Throughout my life I’ve had dreams about musicians. There was the one about the members of Talking Heads running a convenience store and the one in which I met Aretha Franklin in a K-Mart. Recently, I dreamed I nabbed a Neil Sedaka impersonator who was trying to pass himself off as the real deal. But as far as I know, I’ve never had other dreams about going to a record store with a specific mission to buy a soon-to-be-released album.

Such is the hold that KooKoo had on me. Once, I had the album in hand, though, oddly, I don’t remember actually buying it. There was much to contemplate about it, even before I dropped the needle on side one, track one.

Take the cover, which was conceived and painted by H.R. Giger, a Swiss artist who, among other achievements, won an Academy Award for his contributions to the visual design of the classic 1979 horror film, Alien.

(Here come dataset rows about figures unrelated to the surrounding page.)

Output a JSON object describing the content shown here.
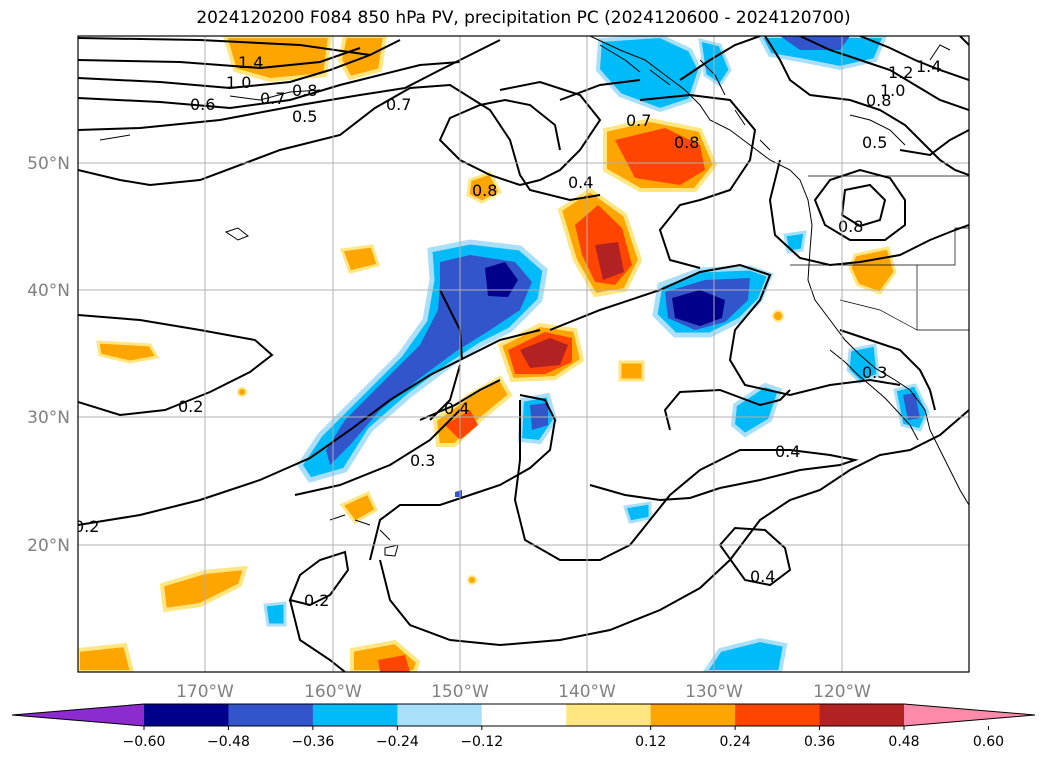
{
  "title": "2024120200 F084 850 hPa PV, precipitation PC (2024120600 - 2024120700)",
  "map": {
    "lon_ticks": [
      "170°W",
      "160°W",
      "150°W",
      "140°W",
      "130°W",
      "120°W"
    ],
    "lat_ticks": [
      "50°N",
      "40°N",
      "30°N",
      "20°N"
    ],
    "contour_labels": [
      "1.4",
      "1.0",
      "0.8",
      "0.7",
      "0.6",
      "0.5",
      "0.7",
      "0.8",
      "0.4",
      "0.7",
      "0.8",
      "0.2",
      "0.4",
      "0.3",
      "0.4",
      "0.2",
      "0.2",
      "0.4",
      "0.3",
      "1.2",
      "1.0",
      "0.8",
      "0.5",
      "1.4",
      "0.8"
    ]
  },
  "colorbar": {
    "ticks": [
      "−0.60",
      "−0.48",
      "−0.36",
      "−0.24",
      "−0.12",
      "0.12",
      "0.24",
      "0.36",
      "0.48",
      "0.60"
    ],
    "colors": [
      "#8c2bcf",
      "#00008b",
      "#3355cc",
      "#00bbf9",
      "#aadffa",
      "#ffffff",
      "#ffe680",
      "#ffa500",
      "#ff4500",
      "#b22222",
      "#ff8aaa"
    ]
  }
}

Giger’s KooKoo cover features a dark-haired Harry whose face is pierced by giant acupuncture needles. Menacing lightning bolts complete the scene. The inner sleeve portrait elaborates on this concept. It’s a weird album cover and, to this day, it may be the only thing that some people remember about KooKoo.

The liner notes are straightforward, listing the musicians, producers, and other technical details of the album. At the very end though of the notes, though, is this quote from “The Raven” by Edgar Allen Poe: “‘Doubtless,’ said I. ‘What it utters is its only stock and store.’”

Was Debbie Harry the raven? Or the KooKoo album itself? Who knows?